Algumas pessoas são geneticamente construídas para necessitar de menos sono do que o resto de nós.
Albert Joseph Moore / Domínio Público

Todo mundo já ouviu falar que é vital dormir de sete a nove horas por noite, uma recomendação repetida com tanta frequência que se tornou um evangelho. Obtenha menos e terá maior probabilidade de sofrer de problemas de saúde a curto e longo prazo – problemas de memória, problemas metabólicos, depressão, demência, doenças cardíacas, sistema imunitário enfraquecido.

Mas, nos últimos anos, os cientistas descobriram uma raça rara que dorme pouco e não sofre de desgaste.

Dormentes curtos naturaiscomo são chamados, são geneticamente programados para precisar de apenas quatro a seis horas de sono por noite. Esses valores discrepantes sugerem que a qualidade, e não a quantidade, é o que importa. Se os cientistas conseguissem descobrir o que estas pessoas fazem de diferente, isso poderia, esperam eles, fornecer informações sobre a própria natureza do sono.

“O resultado final é que não entendemos o que é o sono, muito menos para que serve.

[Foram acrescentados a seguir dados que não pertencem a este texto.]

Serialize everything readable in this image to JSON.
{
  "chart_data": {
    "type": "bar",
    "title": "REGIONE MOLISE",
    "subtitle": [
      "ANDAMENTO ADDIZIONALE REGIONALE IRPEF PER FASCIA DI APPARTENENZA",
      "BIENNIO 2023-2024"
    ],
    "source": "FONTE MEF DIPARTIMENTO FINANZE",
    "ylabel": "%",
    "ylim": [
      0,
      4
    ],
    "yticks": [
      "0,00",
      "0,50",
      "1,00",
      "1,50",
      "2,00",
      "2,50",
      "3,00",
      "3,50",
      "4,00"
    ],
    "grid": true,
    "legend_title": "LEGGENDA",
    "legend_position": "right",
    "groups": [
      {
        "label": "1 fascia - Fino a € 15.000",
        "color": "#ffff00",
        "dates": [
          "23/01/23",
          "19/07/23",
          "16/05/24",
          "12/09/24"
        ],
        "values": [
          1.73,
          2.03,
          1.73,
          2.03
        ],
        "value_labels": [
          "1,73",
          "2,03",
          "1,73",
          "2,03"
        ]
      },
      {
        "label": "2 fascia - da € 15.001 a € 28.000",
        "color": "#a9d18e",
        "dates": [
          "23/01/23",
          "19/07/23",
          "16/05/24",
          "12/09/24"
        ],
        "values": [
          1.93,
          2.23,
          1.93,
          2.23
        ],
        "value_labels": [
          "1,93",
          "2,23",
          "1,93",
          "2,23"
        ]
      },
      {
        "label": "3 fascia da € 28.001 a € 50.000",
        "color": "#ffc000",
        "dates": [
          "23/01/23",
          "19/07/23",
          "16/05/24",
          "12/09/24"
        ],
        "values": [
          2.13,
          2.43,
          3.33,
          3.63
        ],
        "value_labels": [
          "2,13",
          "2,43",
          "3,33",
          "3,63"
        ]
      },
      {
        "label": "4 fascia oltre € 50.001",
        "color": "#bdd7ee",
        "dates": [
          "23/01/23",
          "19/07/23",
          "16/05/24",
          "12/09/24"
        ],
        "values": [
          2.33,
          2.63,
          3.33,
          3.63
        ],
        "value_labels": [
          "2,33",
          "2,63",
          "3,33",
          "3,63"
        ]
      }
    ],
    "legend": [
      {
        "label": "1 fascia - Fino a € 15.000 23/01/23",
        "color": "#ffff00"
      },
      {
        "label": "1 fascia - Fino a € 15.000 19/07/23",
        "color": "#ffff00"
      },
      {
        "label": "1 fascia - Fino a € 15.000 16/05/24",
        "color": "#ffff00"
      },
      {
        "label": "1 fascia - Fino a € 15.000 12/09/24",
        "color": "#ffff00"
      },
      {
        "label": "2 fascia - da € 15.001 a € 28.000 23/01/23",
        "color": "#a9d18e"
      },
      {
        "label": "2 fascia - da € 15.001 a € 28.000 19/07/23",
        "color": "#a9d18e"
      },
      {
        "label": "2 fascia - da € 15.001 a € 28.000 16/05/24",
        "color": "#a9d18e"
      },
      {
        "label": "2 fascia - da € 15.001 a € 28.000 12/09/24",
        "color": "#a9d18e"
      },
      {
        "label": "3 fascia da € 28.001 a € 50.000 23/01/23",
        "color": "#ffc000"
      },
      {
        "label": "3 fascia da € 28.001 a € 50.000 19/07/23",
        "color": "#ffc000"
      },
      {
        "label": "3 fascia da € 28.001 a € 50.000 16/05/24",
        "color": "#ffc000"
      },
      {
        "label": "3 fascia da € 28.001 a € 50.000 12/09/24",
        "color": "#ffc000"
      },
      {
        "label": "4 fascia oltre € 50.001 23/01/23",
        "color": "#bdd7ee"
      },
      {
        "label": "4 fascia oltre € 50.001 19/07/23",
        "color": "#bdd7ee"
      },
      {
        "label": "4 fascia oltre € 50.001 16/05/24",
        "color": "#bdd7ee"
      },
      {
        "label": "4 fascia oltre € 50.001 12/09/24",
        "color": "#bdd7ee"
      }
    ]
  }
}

Isso é incrível, visto que uma pessoa comum dorme um terço de sua vida”, diz Louis Ptacekneurologista da Universidade da Califórnia, em São Francisco.

Os cientistas uma vez pensaram dormir era pouco mais que um período de descanso, como desligar um computador em preparação para o trabalho do dia seguinte. Thomas Edison chamou o sono de uma perda de tempo—“uma herança dos nossos dias de caverna”- e afirmou nunca dormir mais de quatro horas por noite. Sua invenção da lâmpada incandescente encorajou outros tempos de sono mais curtos. Hoje, um número historicamente elevado de adultos norte-americanos dorme menos de cinco horas por noite.

Mas a pesquisa moderna sobre o sono mostrou que o sono é um processo ativo e complicado que não queremos necessariamente interromper. Durante o sono, os cientistas suspeitam que nossos corpos e cérebros estão reabastecendo reservas de energia, eliminando resíduos e toxinaspodando sinapses e consolidando memórias. Como resultado, a privação crónica do sono pode ter consequências graves para a saúde.

A maior parte do que sabemos sobre o sono e a privação do sono deriva de um modelo proposto na década de 1970 por um pesquisador húngaro-suíço chamado Alexander Borbély. Dele modelo de dois processos do sono descreve como sistemas separados – ritmo circadiano e homeostase do sono – interagem para governar quando e por quanto tempo dormimos. O relógio circadiano dita o ciclo de sono e vigília de 24 horas, guiado por sinais externos como luz e escuridão. A homeostase do sono, por outro lado, é impulsionada pela pressão interna que aumenta enquanto você está acordado e diminui enquanto você dorme, diminuindo e diminuindo como a fome.

Gráfico do sono

Uma representação esquemática do modelo de sono de dois processos. A influência homeostática, também conhecida como pressão do sono, aumenta durante a vigília e diminui durante o sono. A influência circadiana, ou relógio circadiano, regula os padrões de sonolência e vigília ao longo das 24 horas do dia. Juntos, os dois processos interagem para governar o nosso ciclo sono-vigília. (A curva amarela representa a propensão a acordar, enquanto a curva azul representa a propensão a dormir, determinada pelos níveis do hormônio melatonina.)

Adaptado de V. Riethmeister/ Sono e fadiga no mar 2019 / Revista Conhecível

Há variação nesses padrões. “Sempre soubemos que existem cotovias matinais e notívagos, mas a maioria das pessoas fica entre os dois. Sempre soubemos que existem pessoas com sono curto e longas, mas a maioria das pessoas fica no meio-termo”, diz Ptáček.. “Eles estiveram por aí, mas a razão pela qual não foram reconhecidos é que essas pessoas geralmente não vão ao médico.”

Isso mudou quando Ptáček e o seu colega Ying Hui Fugeneticista humano e neurocientista da Universidade da Califórnia, em São Francisco, foram apresentados a uma mulher que achava que seu horário de sono precoce foi uma maldição. A mulher acordou naturalmente nas primeiras horas da manhã, quando estava “frio, escuro e solitário”. Suas netas herdaram os mesmos hábitos de sono. Os pesquisadores identificaram o mutação genética para este tipo raro de cotovia matinal, e depois de publicarem suas descobertas, milhares de madrugadores saíram da toca.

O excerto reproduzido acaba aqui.